– ¿Realmente has venido hasta aquí sólo para visitar su tumba?
– Cuando era muy joven seguí su destino. No acabaré hasta que vea su tumba.
– Harry Johanson, cuando quería estar solo y meditar, se sentaba a la sombra de este árbol, solía refugiarse aquí. Entonces, nadie podía molestarle. He visto también una fotografía suya sentado aquí. Era bajo de estatura, pero tenía mucha fuerza física. Además era muy vehemente. Todavía hay africanos que le recuerdan. Cuando se enfadaba podía levantar una cría de elefante por encima de su cabeza. Obviamente, esto no es cierto, pero sirve para que te hagas una idea de su fuerza.
Deja la taza de café.
– Voy a enseñarte su tumba -dice-. Por desgracia, después tengo que dedicarme a mi trabajo. No funciona nuestra bomba de agua.
Van cuesta arriba a lo largo de una senda sinuosa hacia una colina.
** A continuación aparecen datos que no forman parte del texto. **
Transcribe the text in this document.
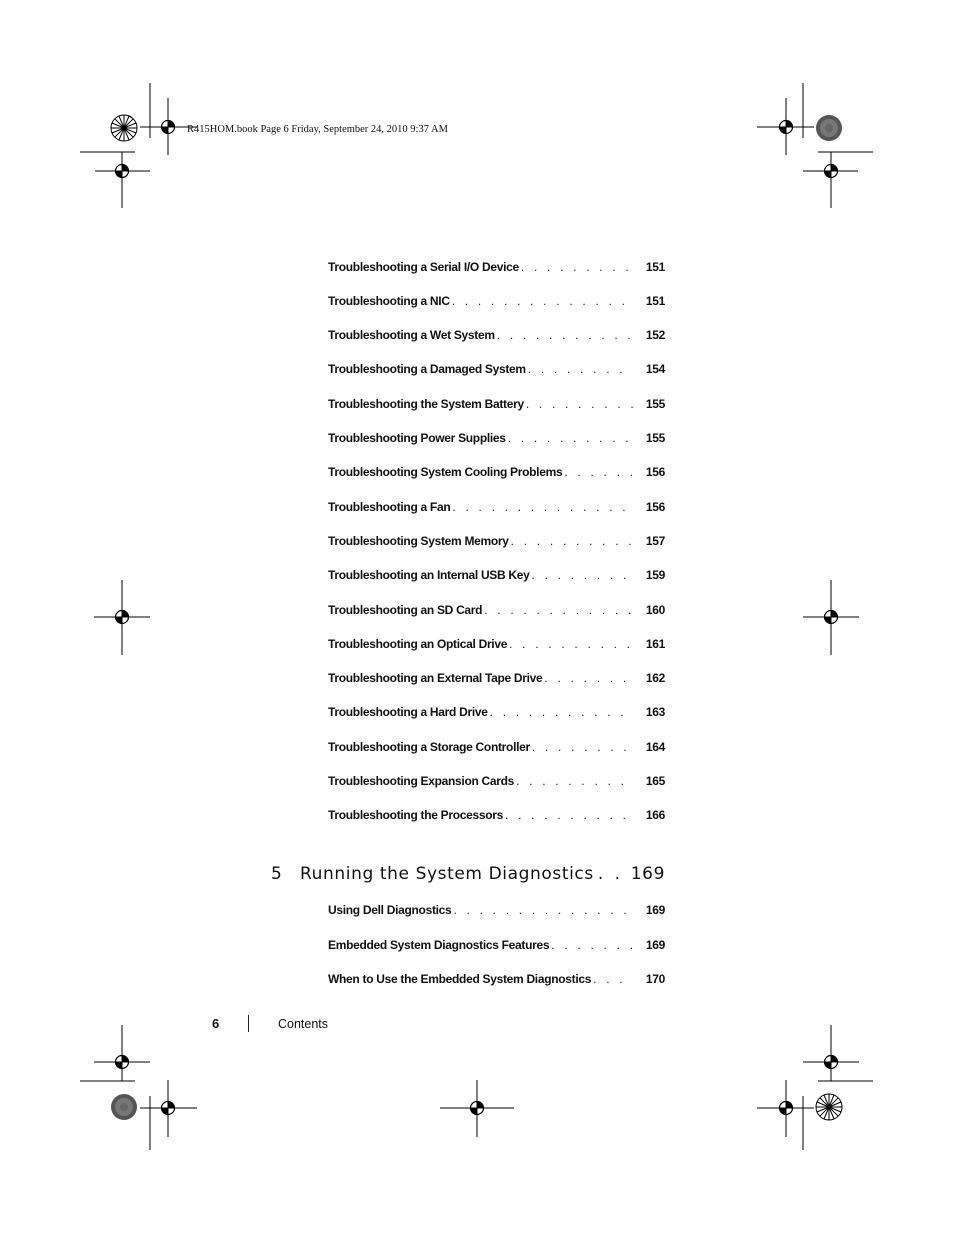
R415HOM.book Page 6 Friday, September 24, 2010 9:37 AM
Troubleshooting a Serial I/O Device . . .	151
Troubleshooting a NIC . . .	151
Troubleshooting a Wet System . . .	152
Troubleshooting a Damaged System . . .	154
Troubleshooting the System Battery . . .	155
Troubleshooting Power Supplies . . .	155
Troubleshooting System Cooling Problems . . .	156
Troubleshooting a Fan . . .	156
Troubleshooting System Memory . . .	157
Troubleshooting an Internal USB Key . . .	159
Troubleshooting an SD Card . . .	160
Troubleshooting an Optical Drive . . .	161
Troubleshooting an External Tape Drive . . .	162
Troubleshooting a Hard Drive . . .	163
Troubleshooting a Storage Controller . . .	164
Troubleshooting Expansion Cards . . .	165
Troubleshooting the Processors . . .	166
5	Running the System Diagnostics . . . 169
Using Dell Diagnostics . . .	169
Embedded System Diagnostics Features . . .	169
When to Use the Embedded System Diagnostics . . .	170
6	Contents
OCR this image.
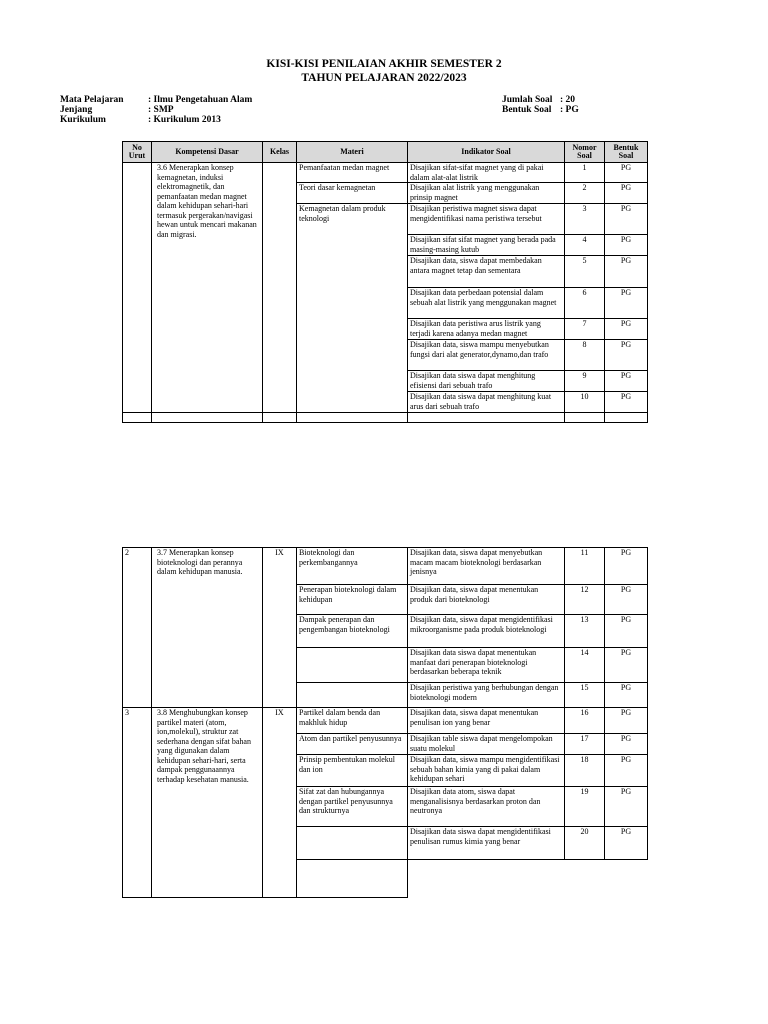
KISI-KISI PENILAIAN AKHIR SEMESTER 2
TAHUN PELAJARAN 2022/2023
Mata Pelajaran	: Ilmu Pengetahuan Alam
Jenjang	: SMP
Kurikulum	: Kurikulum 2013
Jumlah Soal : 20
Bentuk Soal : PG
No Urut	Kompetensi Dasar	Kelas	Materi	Indikator Soal	Nomor Soal	Bentuk Soal
	3.6 Menerapkan konsep kemagnetan, induksi elektromagnetik, dan pemanfaatan medan magnet dalam kehidupan sehari-hari termasuk pergerakan/navigasi hewan untuk mencari makanan dan migrasi.		Pemanfaatan medan magnet	Disajikan sifat-sifat magnet yang di pakai dalam alat-alat listrik	1	PG
			Teori dasar kemagnetan	Disajikan alat listrik yang menggunakan prinsip magnet	2	PG
			Kemagnetan dalam produk teknologi	Disajikan peristiwa magnet siswa dapat mengidentifikasi nama peristiwa tersebut	3	PG
				Disajikan sifat sifat magnet yang berada pada masing-masing kutub	4	PG
				Disajikan data, siswa dapat membedakan antara magnet tetap dan sementara	5	PG
				Disajikan data perbedaan potensial dalam sebuah alat listrik yang menggunakan magnet	6	PG
				Disajikan data peristiwa arus listrik yang terjadi karena adanya medan magnet	7	PG
				Disajikan data, siswa mampu menyebutkan fungsi dari alat generator,dynamo,dan trafo	8	PG
				Disajikan data siswa dapat menghitung efisiensi dari sebuah trafo	9	PG
				Disajikan data siswa dapat menghitung kuat arus dari sebuah trafo	10	PG

2	3.7 Menerapkan konsep bioteknologi dan perannya dalam kehidupan manusia.	IX	Bioteknologi dan perkembangannya	Disajikan data, siswa dapat menyebutkan macam macam bioteknologi berdasarkan jenisnya	11	PG
			Penerapan bioteknologi dalam kehidupan	Disajikan data, siswa dapat menentukan produk dari bioteknologi	12	PG
			Dampak penerapan dan pengembangan bioteknologi	Disajikan data, siswa dapat mengidentifikasi mikroorganisme pada produk bioteknologi	13	PG
				Disajikan data siswa dapat menentukan manfaat dari penerapan bioteknologi berdasarkan beberapa teknik	14	PG
				Disajikan peristiwa yang berhubungan dengan bioteknologi modern	15	PG
3	3.8 Menghubungkan konsep partikel materi (atom, ion,molekul), struktur zat sederhana dengan sifat bahan yang digunakan dalam kehidupan sehari-hari, serta dampak penggunaannya terhadap kesehatan manusia.	IX	Partikel dalam benda dan makhluk hidup	Disajikan data, siswa dapat menentukan penulisan ion yang benar	16	PG
			Atom dan partikel penyusunnya	Disajikan table siswa dapat mengelompokan suatu molekul	17	PG
			Prinsip pembentukan molekul dan ion	Disajikan data, siswa mampu mengidentifikasi sebuah bahan kimia yang di pakai dalam kehidupan sehari	18	PG
			Sifat zat dan hubungannya dengan partikel penyusunnya dan strukturnya	Disajikan data atom, siswa dapat menganalisisnya berdasarkan proton dan neutronya	19	PG
				Disajikan data siswa dapat mengidentifikasi penulisan rumus kimia yang benar	20	PG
De vez en cuando se vislumbra el espejo del río a través de los tupidos matorrales.
– No vayas allí sin Joseph -le advierte Patrice LeMarque-. Hay muchos cocodrilos.
El terreno se nivela y forma un rellano en el alto cerro. De repente, Hans Olofson está ante una simple cruz de madera.
– Es la tumba de Harry Johanson -dice Patrice LeMarque-. Tenemos que cambiar la cruz cada cuatro años porque se la comen las termitas. Pero él quería tener una cruz de madera sobre su tumba. Hacemos su voluntad.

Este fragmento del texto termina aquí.